Die drei Freunde an Mohammeds Grab. © U. Meissner für Handicap International
Die drei Freunde an Mohammeds Grab im Libanon

Hussein, Mohammed, Abbas und Hassan haben sich einen Olivenbaum ausgesucht, unter dessen Zweigen sie vor der Sonne geschützt auf die nächste große Explosion warten, die immerhin so mächtig sein könnte, dass sie die Äste des Olivenbaums zittern lässt. "Wir kamen vor lauter Aufregung über das Schauspiel mit den Baggern gar nicht auf die Idee, dass in den Zweigen über uns eine Minibombe hängen könnte" schluchzt Hussein am Tag darauf im Krankenhaus.
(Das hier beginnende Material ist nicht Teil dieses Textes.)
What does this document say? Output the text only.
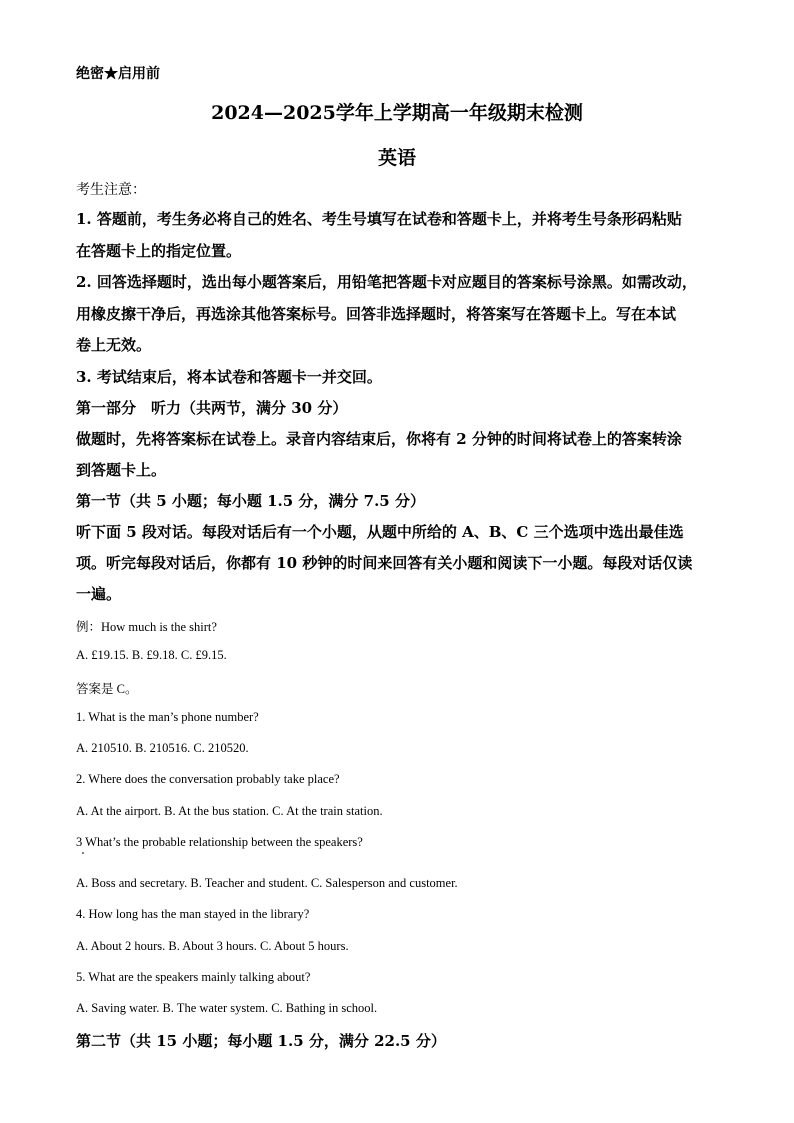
绝密★启用前
2024—2025学年上学期高一年级期末检测
英语
考生注意：
1. 答题前，考生务必将自己的姓名、考生号填写在试卷和答题卡上，并将考生号条形码粘贴
在答题卡上的指定位置。
2. 回答选择题时，选出每小题答案后，用铅笔把答题卡对应题目的答案标号涂黑。如需改动，
用橡皮擦干净后，再选涂其他答案标号。回答非选择题时，将答案写在答题卡上。写在本试
卷上无效。
3. 考试结束后，将本试卷和答题卡一并交回。
第一部分　听力（共两节，满分 30 分）
做题时，先将答案标在试卷上。录音内容结束后，你将有 2 分钟的时间将试卷上的答案转涂
到答题卡上。
第一节（共 5 小题；每小题 1.5 分，满分 7.5 分）
听下面 5 段对话。每段对话后有一个小题，从题中所给的 A、B、C 三个选项中选出最佳选
项。听完每段对话后，你都有 10 秒钟的时间来回答有关小题和阅读下一小题。每段对话仅读
一遍。
例：How much is the shirt?
A. £19.15. B. £9.18. C. £9.15.
答案是 C。
1. What is the man’s phone number?
A. 210510. B. 210516. C. 210520.
2. Where does the conversation probably take place?
A. At the airport. B. At the bus station. C. At the train station.
3 What’s the probable relationship between the speakers?
A. Boss and secretary. B. Teacher and student. C. Salesperson and customer.
4. How long has the man stayed in the library?
A. About 2 hours. B. About 3 hours. C. About 5 hours.
5. What are the speakers mainly talking about?
A. Saving water. B. The water system. C. Bathing in school.
第二节（共 15 小题；每小题 1.5 分，满分 22.5 分）
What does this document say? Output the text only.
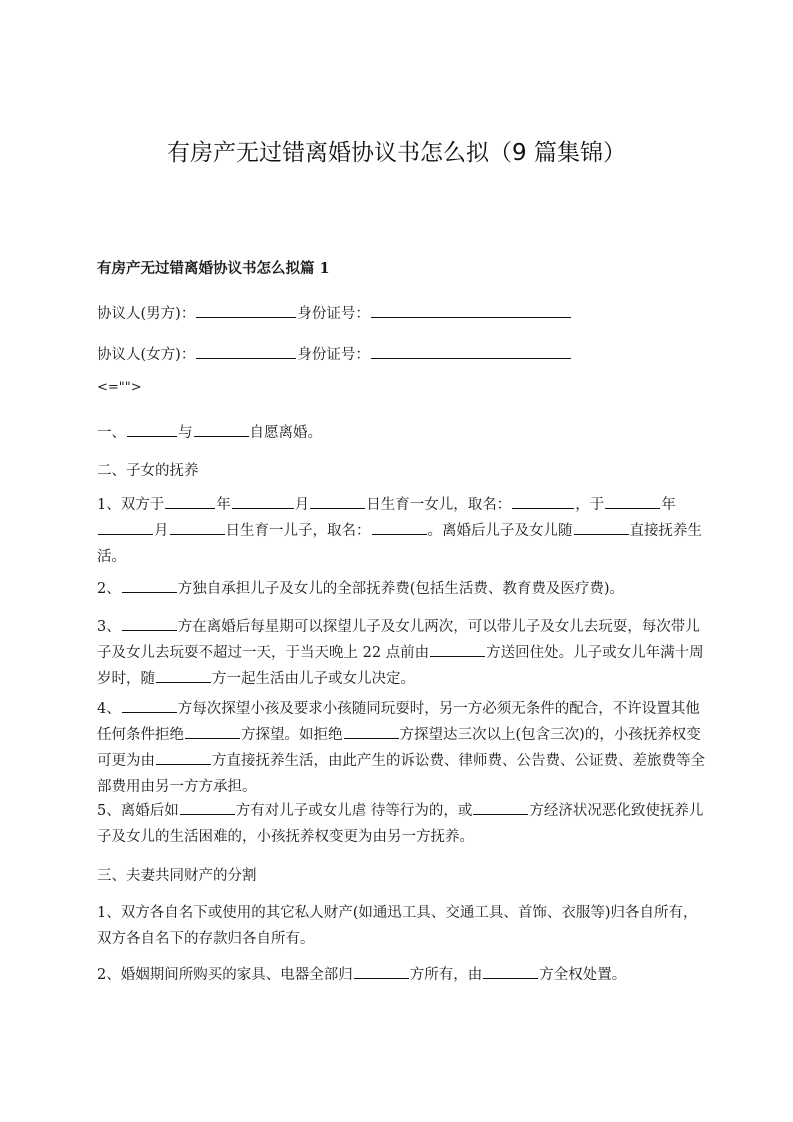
有房产无过错离婚协议书怎么拟（9 篇集锦）
有房产无过错离婚协议书怎么拟篇 1
协议人(男方)：	身份证号：
协议人(女方)：	身份证号：
<="">
一、	与	自愿离婚。
二、子女的抚养
1、双方于	年	月	日生育一女儿，取名：	，于	年
月	日生育一儿子，取名：	。离婚后儿子及女儿随	直接抚养生活。
2、	方独自承担儿子及女儿的全部抚养费(包括生活费、教育费及医疗费)。
3、	方在离婚后每星期可以探望儿子及女儿两次，可以带儿子及女儿去玩耍，每次带儿子及女儿去玩耍不超过一天，于当天晚上 22 点前由	方送回住处。儿子或女儿年满十周岁时，随	方一起生活由儿子或女儿决定。
4、	方每次探望小孩及要求小孩随同玩耍时，另一方必须无条件的配合，不许设置其他任何条件拒绝	方探望。如拒绝	方探望达三次以上(包含三次)的，小孩抚养权变可更为由	方直接抚养生活，由此产生的诉讼费、律师费、公告费、公证费、差旅费等全部费用由另一方方承担。
5、离婚后如	方有对儿子或女儿虐 待等行为的，或	方经济状况恶化致使抚养儿子及女儿的生活困难的，小孩抚养权变更为由另一方抚养。
三、夫妻共同财产的分割
1、双方各自名下或使用的其它私人财产(如通迅工具、交通工具、首饰、衣服等)归各自所有，双方各自名下的存款归各自所有。
2、婚姻期间所购买的家具、电器全部归	方所有，由	方全权处置。
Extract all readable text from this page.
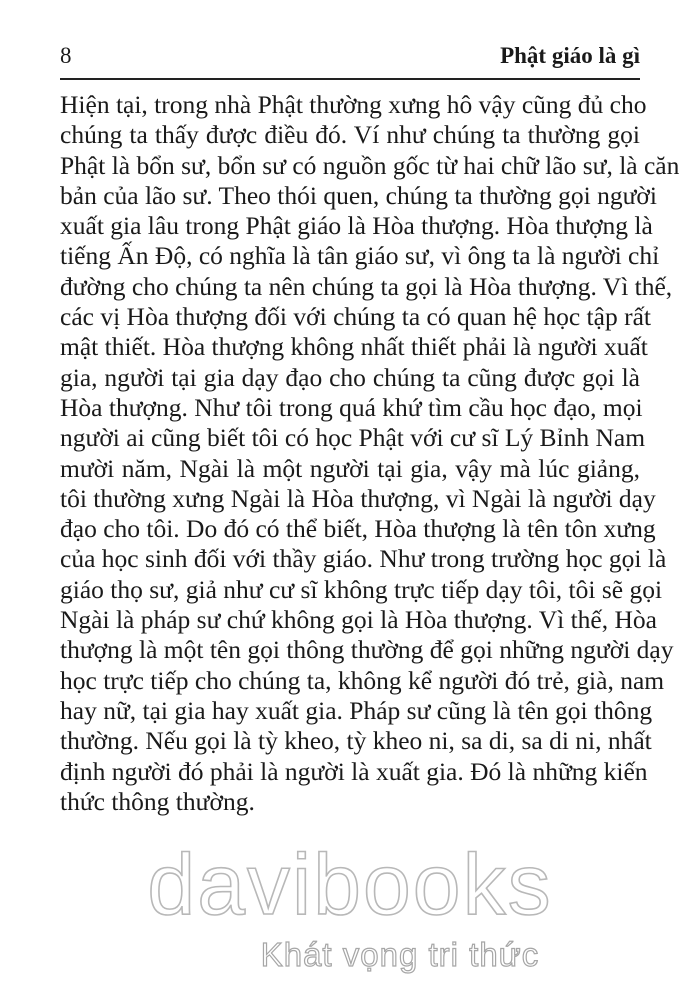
8	Phật giáo là gì
Hiện tại, trong nhà Phật thường xưng hô vậy cũng đủ cho
chúng ta thấy được điều đó. Ví như chúng ta thường gọi
Phật là bổn sư, bổn sư có nguồn gốc từ hai chữ lão sư, là căn
bản của lão sư. Theo thói quen, chúng ta thường gọi người
xuất gia lâu trong Phật giáo là Hòa thượng. Hòa thượng là
tiếng Ấn Độ, có nghĩa là tân giáo sư, vì ông ta là người chỉ
đường cho chúng ta nên chúng ta gọi là Hòa thượng. Vì thế,
các vị Hòa thượng đối với chúng ta có quan hệ học tập rất
mật thiết. Hòa thượng không nhất thiết phải là người xuất
gia, người tại gia dạy đạo cho chúng ta cũng được gọi là
Hòa thượng. Như tôi trong quá khứ tìm cầu học đạo, mọi
người ai cũng biết tôi có học Phật với cư sĩ Lý Bỉnh Nam
mười năm, Ngài là một người tại gia, vậy mà lúc giảng,
tôi thường xưng Ngài là Hòa thượng, vì Ngài là người dạy
đạo cho tôi. Do đó có thể biết, Hòa thượng là tên tôn xưng
của học sinh đối với thầy giáo. Như trong trường học gọi là
giáo thọ sư, giả như cư sĩ không trực tiếp dạy tôi, tôi sẽ gọi
Ngài là pháp sư chứ không gọi là Hòa thượng. Vì thế, Hòa
thượng là một tên gọi thông thường để gọi những người dạy
học trực tiếp cho chúng ta, không kể người đó trẻ, già, nam
hay nữ, tại gia hay xuất gia. Pháp sư cũng là tên gọi thông
thường. Nếu gọi là tỳ kheo, tỳ kheo ni, sa di, sa di ni, nhất
định người đó phải là người là xuất gia. Đó là những kiến
thức thông thường.
davibooks
Khát vọng tri thức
"Ich weiß nur, da war plötzlich eine Stichflamme und dann wachte ich hier im Arm einer Krankenschwester auf". Die Minibombe, die sich aus den Baumzweigen löst, springt nach dem Fall einen Meter vom steinigen Boden hoch, ehe sie explodiert und mit Splittern Mohammeds Bauch durchlöchert. Er stirbt noch unter dem Olivenbaum. Abbas wird von Splittern in den Beinen und am Rücken getroffen. Der zunächst bewusstlose Hussein erholt sich rasch von seinen Verletzungen. Auch Hassan ist von der Explosion zunächst wie betäubt, rafft sich dann aber gleich wieder auf und rennt nach Hause um Hilfe zu holen. Er blutet stark an Armen und Beinen und ruft auf dem Weg zu den Eltern ständig laut "Krankenwagen, Krankenwagen". Erst später merkt er, dass er starke Schmerzen wegen der Splitter in seinen Beinen hat. Auf die Frage hin, ob denn da keine Polizisten waren, welche das Gebiet um die Bagger weiträumig  abgesperrt hatten, fragt er nur erstaunt: "Polizisten? Hier gibt es nur Soldaten. Die haben doch auch zugeschaut."